Template() // no parameters
Template(String) // one String parameter
Template(String, Int) // two parameters
Accepting Templates as Properties
A component accepts a template by declaring a @property of type Template(…).
import { VStack, Text } from ui
component Panel {
@property title: String
@property children: Template()
VStack {
Text(self.title)
self.children()
}
}
When a property is named children with type Template(), callers may use a trailing block:
var panel = Panel(title: "My Panel") {
Text("First item")
Text("Second item")
}
Parameterized Templates
Templates can receive parameters, allowing the caller to use the passed values when declaring the children.
import { VStack, Text } from ui
component List {
@property data: [String]
@property item: Template(String)
VStack {
for text in self.data {
self.item(text)
}
}
}
export var main: Component = List(
data: ["Alpha", "Beta", "Gamma"],
item: template (text) {
Text(text)
}
)
Declarative Loops and Conditionals
Inside a template body, for and if work declaratively — see Declarative Control Flow for full details.
Templates vs Functions
Both templates and functions can be passed as properties to components, but they have fundamentally different behaviour in reactive contexts.

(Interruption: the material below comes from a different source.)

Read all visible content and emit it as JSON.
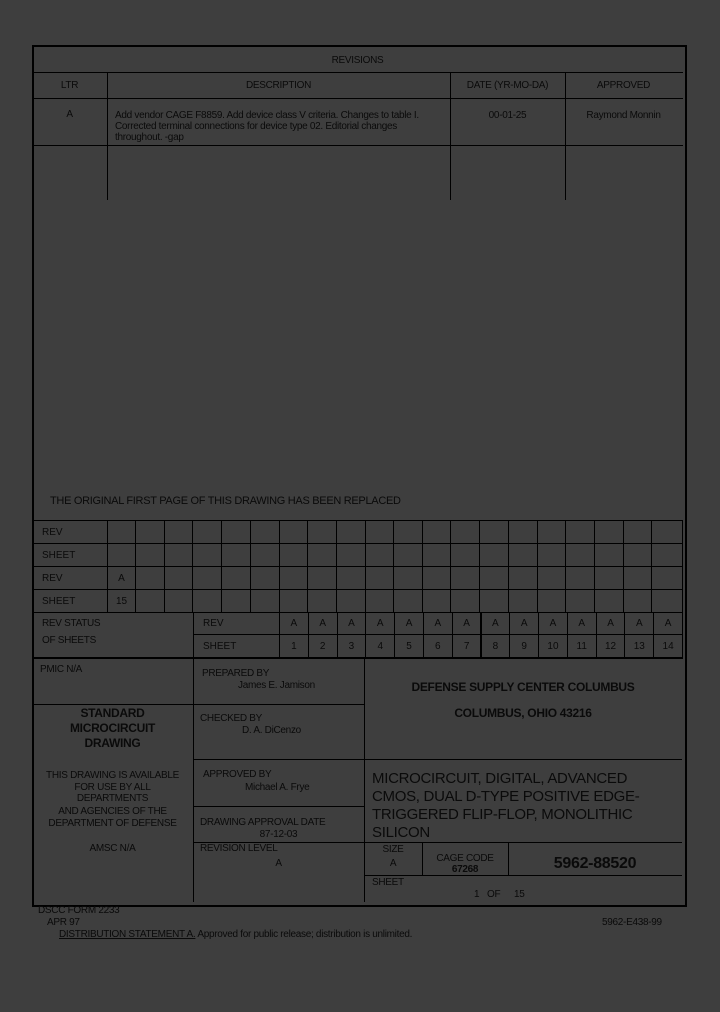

When a function is called in a reactive expression — such as a component property or computed state — the reactive system records a dependency on every argument passed to it. Whenever any of those arguments change, the expression re-evaluates and the function is called again. If the function creates components, this means new component instances are created on every re-evaluation, which is expensive and leads to components being needlessly destroyed and recreated.
// Problematic: item is a function that creates a component.
// Calling item(text) makes the surrounding context depend on "text".
// Every time "text" changes, a new component is created.
component BadList {
@property data: [String]
@property item: (String) -> (Component)
VStack {
for text in self.data {
self.item(text) // new component instance on every change
}
}
}
Templates, by contrast, lazily forward their parameters. Calling a template does not make the reactive context depend on its arguments — the template itself is responsible for tracking what it needs internally. This means the same component instances are reused across re-evaluations, only updating the parts that actually changed.
// Correct: item is a Template. Calling self.item(text) does not
// create a dependency on "text" in the surrounding context.
component GoodList {
@property data: [String]
@property item: Template(String)
VStack {
for text in self.data {
self.item(text) // reuses existing component, updates internally
}
}
}
As a rule of thumb: use Template whenever the purpose is to produce components. Reserve function properties for callbacks and logic that does not create components.